When I think of summer, I think of road trips. I think of cramped back seats, novels read in one sitting, and my Dad buying mentos at every gas station. I think of our scratched Proclaimers CD, milkshake stops, and miles of Nevada desert. Most of all, I think of my father. I’ve travelled Europe, French Canada, and Mexico City with my grandparents, but some of my fondest travel memories are piling into my Dad’s 2001, white Ford F-150 with scratched paint and questionable breaks and hauling 3,000 pounds across endless miles of sagebrush and state lines. My dad is truly the king of road trips, and this past road trip is the crowning jewel.

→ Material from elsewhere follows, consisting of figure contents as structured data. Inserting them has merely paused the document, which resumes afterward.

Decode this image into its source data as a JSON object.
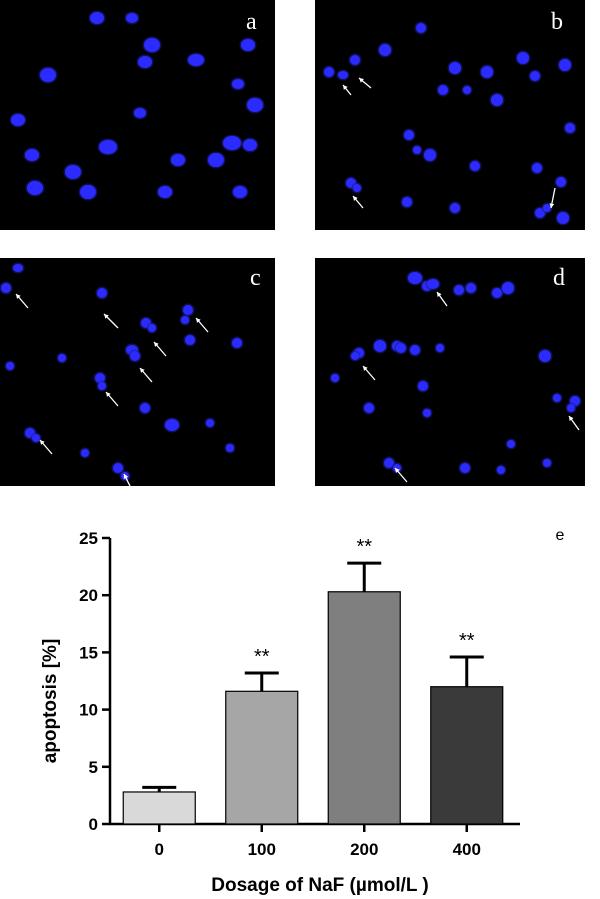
{
  "panels": [
    {
      "label": "a"
    },
    {
      "label": "b"
    },
    {
      "label": "c"
    },
    {
      "label": "d"
    }
  ],
  "panel_e_label": "e",
  "chart_data": {
    "type": "bar",
    "categories": [
      "0",
      "100",
      "200",
      "400"
    ],
    "values": [
      2.8,
      11.6,
      20.3,
      12.0
    ],
    "errors": [
      0.4,
      1.6,
      2.5,
      2.6
    ],
    "significance": [
      "",
      "**",
      "**",
      "**"
    ],
    "bar_colors": [
      "#d9d9d9",
      "#a6a6a6",
      "#7f7f7f",
      "#3a3a3a"
    ],
    "xlabel": "Dosage of NaF (µmol/L )",
    "ylabel": "apoptosis [%]",
    "ylim": [
      0,
      25
    ],
    "yticks": [
      0,
      5,
      10,
      15,
      20,
      25
    ],
    "grid": false
  }
}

From a week of straight rain on the California coast to terrible campsites to stacks of stinky seaweed on Mexican beaches, something always goes wrong on our road trips. This time, the car popped a tire on a rural gravel road leading to a small town just outside Glacier National Park. Of course, at this point, the sun is setting and there’s no other cars in sight. I insist that my Dad lets me learn how to change the tire, so the whole affair takes twice as long, and when we’re finally done, we’ve missed our window to check into our AirBnb. We turn the car around and drive into the tingling, ethereal air that can only be made by combining those few minutes after the sun sets and breezes of wild, unpolluted air.

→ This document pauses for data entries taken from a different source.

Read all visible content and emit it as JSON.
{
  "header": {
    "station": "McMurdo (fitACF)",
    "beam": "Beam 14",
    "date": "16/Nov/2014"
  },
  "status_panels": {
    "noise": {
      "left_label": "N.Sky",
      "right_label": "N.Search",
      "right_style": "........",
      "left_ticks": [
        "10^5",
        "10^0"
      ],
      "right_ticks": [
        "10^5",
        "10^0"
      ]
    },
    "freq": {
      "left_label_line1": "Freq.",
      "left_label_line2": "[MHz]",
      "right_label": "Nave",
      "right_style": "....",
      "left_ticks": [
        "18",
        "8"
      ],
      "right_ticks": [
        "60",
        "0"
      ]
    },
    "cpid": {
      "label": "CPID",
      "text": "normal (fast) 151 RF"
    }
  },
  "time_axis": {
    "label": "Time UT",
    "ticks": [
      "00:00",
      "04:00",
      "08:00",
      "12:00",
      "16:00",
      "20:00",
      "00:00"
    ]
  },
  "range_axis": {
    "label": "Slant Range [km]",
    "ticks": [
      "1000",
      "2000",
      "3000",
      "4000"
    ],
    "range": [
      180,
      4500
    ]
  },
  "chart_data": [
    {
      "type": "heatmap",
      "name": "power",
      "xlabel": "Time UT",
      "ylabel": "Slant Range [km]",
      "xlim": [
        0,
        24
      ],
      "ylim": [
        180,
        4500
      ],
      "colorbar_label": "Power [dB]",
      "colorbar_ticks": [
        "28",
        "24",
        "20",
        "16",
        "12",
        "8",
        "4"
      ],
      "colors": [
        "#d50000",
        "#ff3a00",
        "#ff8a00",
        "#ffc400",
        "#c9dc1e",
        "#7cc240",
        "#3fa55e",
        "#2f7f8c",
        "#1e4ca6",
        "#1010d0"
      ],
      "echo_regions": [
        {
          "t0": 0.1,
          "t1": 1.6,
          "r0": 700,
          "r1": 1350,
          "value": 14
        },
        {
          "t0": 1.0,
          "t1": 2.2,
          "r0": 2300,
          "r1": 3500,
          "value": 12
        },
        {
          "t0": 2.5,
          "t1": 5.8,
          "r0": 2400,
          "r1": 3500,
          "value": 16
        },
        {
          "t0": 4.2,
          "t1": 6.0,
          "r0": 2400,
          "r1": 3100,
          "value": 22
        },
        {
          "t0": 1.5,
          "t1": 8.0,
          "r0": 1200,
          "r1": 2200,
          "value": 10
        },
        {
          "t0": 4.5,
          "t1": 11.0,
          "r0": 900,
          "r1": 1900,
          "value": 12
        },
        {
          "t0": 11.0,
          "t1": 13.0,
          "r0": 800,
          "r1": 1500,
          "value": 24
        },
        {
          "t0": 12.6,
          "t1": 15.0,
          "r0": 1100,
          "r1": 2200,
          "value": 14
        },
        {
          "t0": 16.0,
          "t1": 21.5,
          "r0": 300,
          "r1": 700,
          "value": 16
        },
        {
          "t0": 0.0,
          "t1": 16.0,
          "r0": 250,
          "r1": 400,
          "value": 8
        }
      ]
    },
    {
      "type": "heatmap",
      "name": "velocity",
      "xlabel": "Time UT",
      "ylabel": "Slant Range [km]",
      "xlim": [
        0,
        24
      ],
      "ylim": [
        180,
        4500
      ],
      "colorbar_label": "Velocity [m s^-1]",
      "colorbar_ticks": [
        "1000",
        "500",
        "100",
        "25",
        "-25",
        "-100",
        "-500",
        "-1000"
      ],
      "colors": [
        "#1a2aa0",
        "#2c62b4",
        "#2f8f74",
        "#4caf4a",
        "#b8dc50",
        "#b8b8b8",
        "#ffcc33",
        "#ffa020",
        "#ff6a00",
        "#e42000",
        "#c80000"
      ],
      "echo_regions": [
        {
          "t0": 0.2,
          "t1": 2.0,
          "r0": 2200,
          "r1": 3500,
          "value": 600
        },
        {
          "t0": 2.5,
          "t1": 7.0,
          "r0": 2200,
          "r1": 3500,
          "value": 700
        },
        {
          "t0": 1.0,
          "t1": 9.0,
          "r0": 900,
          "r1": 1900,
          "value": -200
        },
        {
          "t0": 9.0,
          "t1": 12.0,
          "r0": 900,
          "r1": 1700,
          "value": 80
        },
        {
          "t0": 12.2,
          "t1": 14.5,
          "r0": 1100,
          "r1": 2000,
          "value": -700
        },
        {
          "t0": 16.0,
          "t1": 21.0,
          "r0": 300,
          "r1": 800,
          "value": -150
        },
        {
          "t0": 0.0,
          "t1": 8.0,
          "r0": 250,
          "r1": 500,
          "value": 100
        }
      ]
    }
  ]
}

The pleasant atmosphere is broken by the worst sound I have ever heard. It is a wailing so filled with pain and desperation my ears ring and I can taste a metallic sting on my tongue. When we find the source of this agony, we discover that a man crashed his car and was thrown dozens of feet from the road. I try not to look too hard, but I catch glimpses of blood and metal. There are already two doctors and an ambulance on the way, so we continue past. Once in town, we check every hotel, and each one is either booked or out of our price range. Last minute, we are lucky enough to find an available AirBnb and we arrive tired, subdued, shocked, and dirty.
It’s a fresh sunrise and fresh start the next morning, and after a milkshake and tire repair, we make our way past the scene of the accident, past the gravel road our tire popped on, and finally make it to our destination: Polebridge, Montana. It is an oasis; a tiny locket of times past where everything is made of huckleberries, strangers stop to talk, and there are only three buildings on the main street. We eat baked goods, hike in Glacier Park, dive into a river, and stand in a copse of trees looking at the stars and making up our own constellations. It is perfect.
As I said, my dad is the king of road trips. No matter how many challenges we face, he always finds a way to get past them, teaching me something along the way. He manages to make sitting for nine hours in a car that lacks leg room seem fun. Most importantly, he shows me that some of the best things are found in the most unlikely places, that money is not always necessary to have fun, and that I should always pursue the wild, untamed voice inside me that tells me to pick a direction and drive until I find something interesting. And, of course, to always stop for a milkshake along the way.